1. Die Berufung der Beklagten gegen das Endurteil des Arbeitsgerichts München vom 30.10.2007 – 20 Ca 4743/07 – wird auf Kosten der Beklagten zurückgewiesen.

2. Die Revision wird zugelassen.

 

Tatbestand

Die Parteien streiten darüber, ob der Kläger Anspruch auf eine Reduzierung seiner Arbeitszeit von 40 auf 36 Stunden bei einer Verteilung von Montag bis Donnerstag je neun Stunden hat.

Die Beklagte ist eine Anbieterin von Software für technisch-naturwissenschaftliche Berechnungen und modellbasierende Konstruktion und beschäftigt in ihrem M. Betrieb etwa 70 Mitarbeiter. Der Kläger ist als kaufmännischer Angestellter in der Auftragssachbearbeitung beschäftigt und hat nach seinem Arbeitsvertrag eine wöchentliche Arbeitszeit von 40 Stunden. In einem Mitarbeiterhandbuch ist von einem Acht-Stunden-Tag die Rede. Die Mitarbeiter arbeiten jedoch nicht an jedem Tag genau acht Stunden. Vielmehr soll die Arbeitszeit im Durchschnitt mindestens 40 Wochen-stunden betragen. Im Betrieb gibt es keine Zeiterfassung, sondern es gilt eine Vertrauensarbeitszeit. Im Team des Klägers gibt es mehrere Teilzeitkräfte, von denen zwei gerne ihre Arbeitszeit aufstocken würden.
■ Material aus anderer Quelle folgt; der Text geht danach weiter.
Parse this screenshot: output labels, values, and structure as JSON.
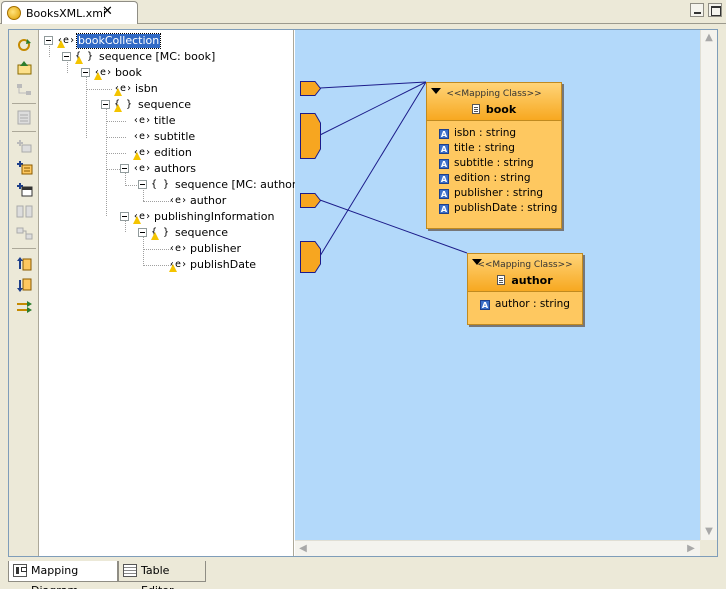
{
  "editor": {
    "tab_title": "BooksXML.xmi",
    "close_glyph": "✕"
  },
  "tree": {
    "nodes": [
      {
        "label": "bookCollection",
        "kind": "element",
        "warn": true,
        "depth": 0,
        "selected": true
      },
      {
        "label": "sequence [MC: book]",
        "kind": "sequence",
        "warn": true,
        "depth": 1
      },
      {
        "label": "book",
        "kind": "element",
        "warn": true,
        "depth": 2
      },
      {
        "label": "isbn",
        "kind": "element",
        "warn": true,
        "depth": 3
      },
      {
        "label": "sequence",
        "kind": "sequence",
        "warn": true,
        "depth": 3
      },
      {
        "label": "title",
        "kind": "element",
        "warn": false,
        "depth": 4
      },
      {
        "label": "subtitle",
        "kind": "element",
        "warn": false,
        "depth": 4
      },
      {
        "label": "edition",
        "kind": "element",
        "warn": true,
        "depth": 4
      },
      {
        "label": "authors",
        "kind": "element",
        "warn": false,
        "depth": 4
      },
      {
        "label": "sequence [MC: author]",
        "kind": "sequence",
        "warn": false,
        "depth": 5
      },
      {
        "label": "author",
        "kind": "element",
        "warn": false,
        "depth": 6
      },
      {
        "label": "publishingInformation",
        "kind": "element",
        "warn": true,
        "depth": 4
      },
      {
        "label": "sequence",
        "kind": "sequence",
        "warn": true,
        "depth": 5
      },
      {
        "label": "publisher",
        "kind": "element",
        "warn": false,
        "depth": 6
      },
      {
        "label": "publishDate",
        "kind": "element",
        "warn": true,
        "depth": 6
      }
    ]
  },
  "diagram": {
    "classes": [
      {
        "id": "book",
        "stereotype": "<<Mapping Class>>",
        "name": "book",
        "attributes": [
          "isbn : string",
          "title : string",
          "subtitle : string",
          "edition : string",
          "publisher : string",
          "publishDate : string"
        ]
      },
      {
        "id": "author",
        "stereotype": "<<Mapping Class>>",
        "name": "author",
        "attributes": [
          "author : string"
        ]
      }
    ],
    "colors": {
      "canvas": "#b3d9fa",
      "class_fill": "#fec860",
      "port_fill": "#f7a620",
      "wire": "#1c1c8a"
    }
  },
  "bottom_tabs": [
    {
      "label": "Mapping Diagram",
      "active": true
    },
    {
      "label": "Table Editor",
      "active": false
    }
  ]
}
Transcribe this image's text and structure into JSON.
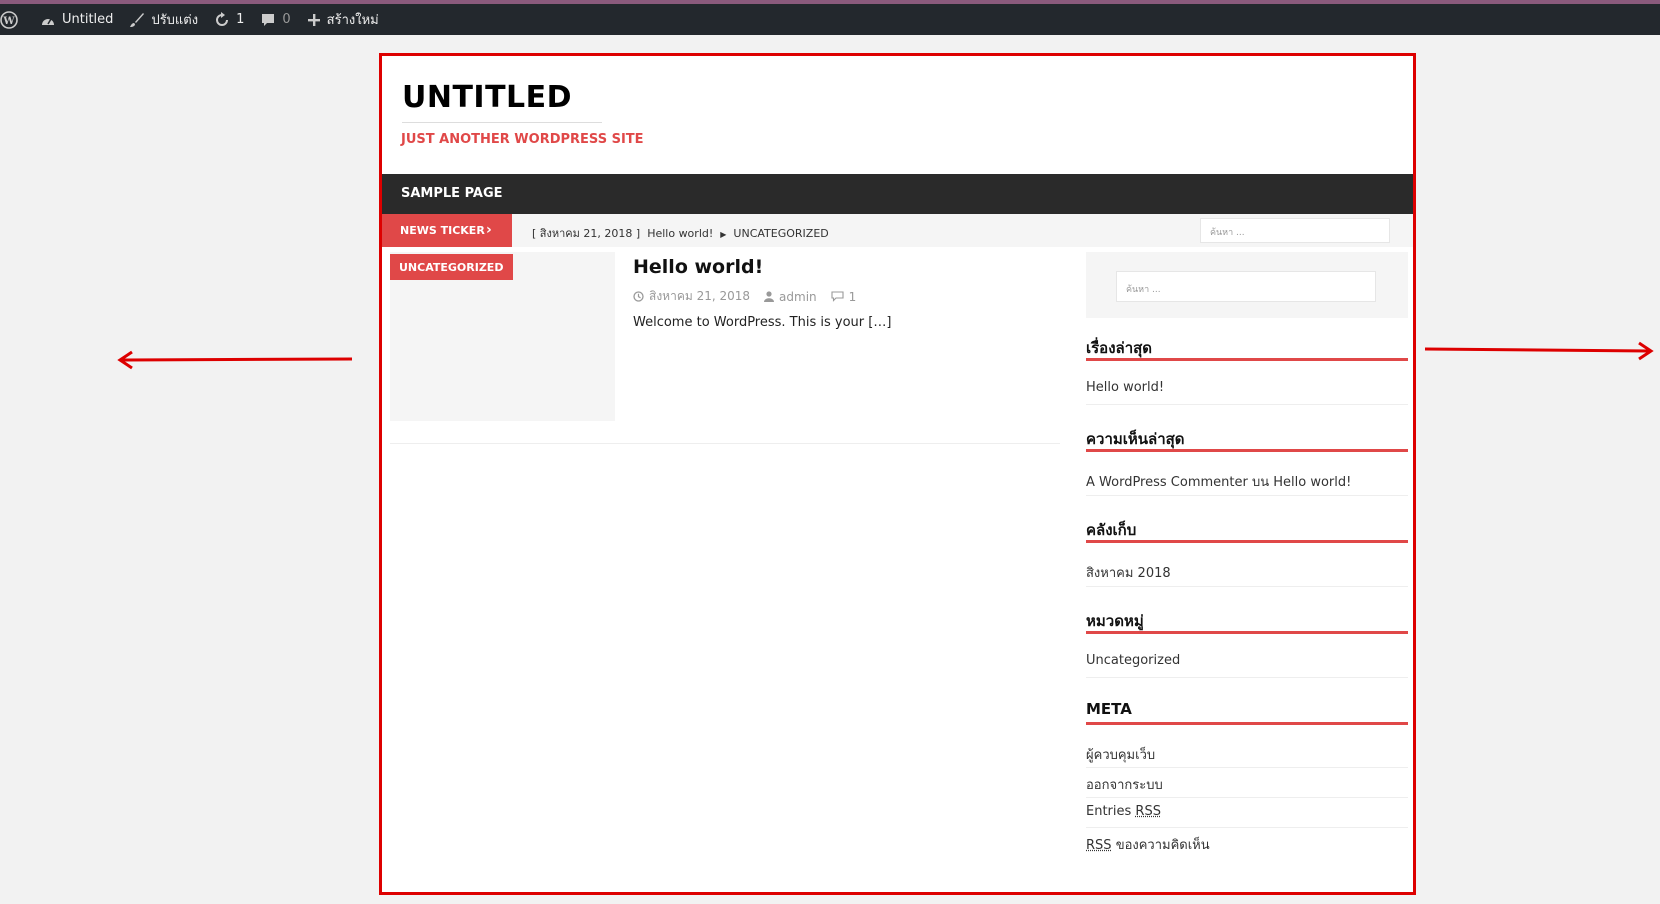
{
  "adminbar": {
    "site_name": "Untitled",
    "customize": "ปรับแต่ง",
    "updates_count": "1",
    "comments_count": "0",
    "new_label": "สร้างใหม่"
  },
  "header": {
    "title": "UNTITLED",
    "description": "JUST ANOTHER WORDPRESS SITE"
  },
  "nav": {
    "items": [
      "SAMPLE PAGE"
    ]
  },
  "ticker": {
    "label": "NEWS TICKER",
    "date": "[ สิงหาคม 21, 2018 ]",
    "headline": "Hello world!",
    "category": "UNCATEGORIZED",
    "search_placeholder": "ค้นหา ..."
  },
  "post": {
    "category": "UNCATEGORIZED",
    "title": "Hello world!",
    "date": "สิงหาคม 21, 2018",
    "author": "admin",
    "comments": "1",
    "excerpt": "Welcome to WordPress. This is your",
    "more": "[…]"
  },
  "sidebar": {
    "search_placeholder": "ค้นหา ...",
    "recent_posts": {
      "title": "เรื่องล่าสุด",
      "items": [
        "Hello world!"
      ]
    },
    "recent_comments": {
      "title": "ความเห็นล่าสุด",
      "author": "A WordPress Commenter",
      "on": "บน",
      "post": "Hello world!"
    },
    "archives": {
      "title": "คลังเก็บ",
      "items": [
        "สิงหาคม 2018"
      ]
    },
    "categories": {
      "title": "หมวดหมู่",
      "items": [
        "Uncategorized"
      ]
    },
    "meta": {
      "title": "META",
      "admin": "ผู้ควบคุมเว็บ",
      "logout": "ออกจากระบบ",
      "entries": "Entries",
      "rss": "RSS",
      "comments_suffix": "ของความคิดเห็น"
    }
  },
  "colors": {
    "accent": "#e04848",
    "annotation": "#dd0000",
    "adminbar": "#23282d"
  }
}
Mit Schreiben vom 25.1.2007 beantragte der Kläger die Verringerung seiner wöchentlichen Arbeitszeit um vier Stunden ab dem 1.5.2007. Er teilte mit, die verbleibende Arbeitszeit wolle er auf viermal neun Stunden von Montag bis Donnerstag verteilen. Am 28.3.2007 teilte die Beklagte dem Kläger mit, sie stimme dem Antrag auf Verkürzung der Arbeitszeit zu, seinem Wunsch, die Arbeitszeit auf vier Arbeitstage zu verteilen, könne sie jedoch nicht zustimmen. Seither arbeitet der Kläger unverändert 40 Stunden pro Woche.

Der Kläger ist der Auffassung, weder der von ihm begehrten Verringerung der Arbeitszeit noch der begehrten Verteilung würden betriebliche Gründe entgegenstehen.

Dagegen ist die Beklagte der Auffassung, der Verteilungswunsch des Klägers verstoße gegen den Grundsatz des Acht-Stunden-Tages und das Organisationskonzept der Vertrauensarbeitszeit. Schon in erster Instanz hat sie vorgetragen, es würde zu einer zusätzlichen Kostenbelastung führen, wenn für den Kläger ein Zeiterfassungssystem eingeführt werden müsse. Die Anwesenheit des Klägers an Freitagen sei erforderlich, denn künftig würden regelmäßig Besprechungen an diesen Tagen notwendig. In den Jahren 2007 und 2008 würden viele letzte oder vorletzte Buchungstage eines Monats auf einen Freitag fallen. An diesen Tagen bestehe ein erhöhter Arbeitsanfall. Außerdem würde der Kläger bei einem regelmäßigen Neun-Stunden-Tag nicht in gleichem Umfang für Überstunden zur Verfügung stehen wie andere Mitarbeiter, da er bereits bei einer Überstunde täglich die gesetzliche Grenze von zehn Stunden erreiche.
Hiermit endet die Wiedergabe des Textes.